Image: University of Central Florida
The development to the first colorful, flexible, skin-like display is taking wearable electronics to a whole new level.
Researchers from the University of Central Florida’s NanoScience Technology Centre have created a digital “skin” that can cloak wearers in realistic images. This new technology could be applied to concepts as simple as outfit changes, or more serious matters like replacing camouflage for members of the military.
The research was led by Professor Debashis Chanda, who took inspiration for this development from nature.
“All manmade displays – LCD, LED, CRT – are rigid, brittle and bulky. But you look at an octopus, they can create color on the skin itself covering a complex body contour, and it’s stretchable and flexible,” Chanda said. “That was the motivation: Can we take some inspiration from biology and create a skin-like display?”
This from Wired:
The result is described as an ultra-thin nanostructure, which can change color when different voltage is applied.
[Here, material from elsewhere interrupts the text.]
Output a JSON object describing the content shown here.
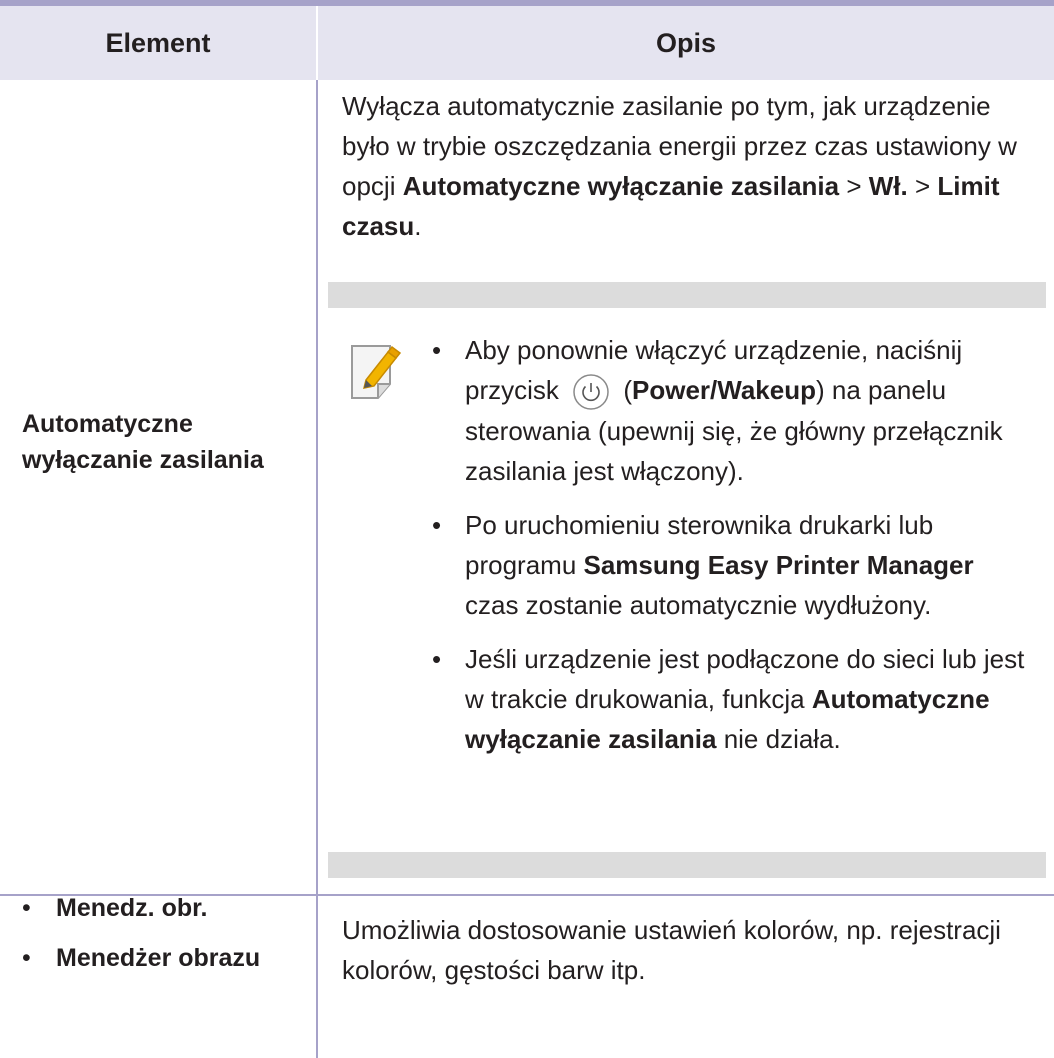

The method uses ambient light rather than its own light source, meaning no bulky backlighting is needed, and the structure is relatively simple; a thin liquid crystal layer above and metallic “egg carton” like nanomaterial that reflects wavelengths selectively.
Read the full article here.
In the end, the researchers developed something that is 25 times thinner than human hair for easy application to fabrics and plastics.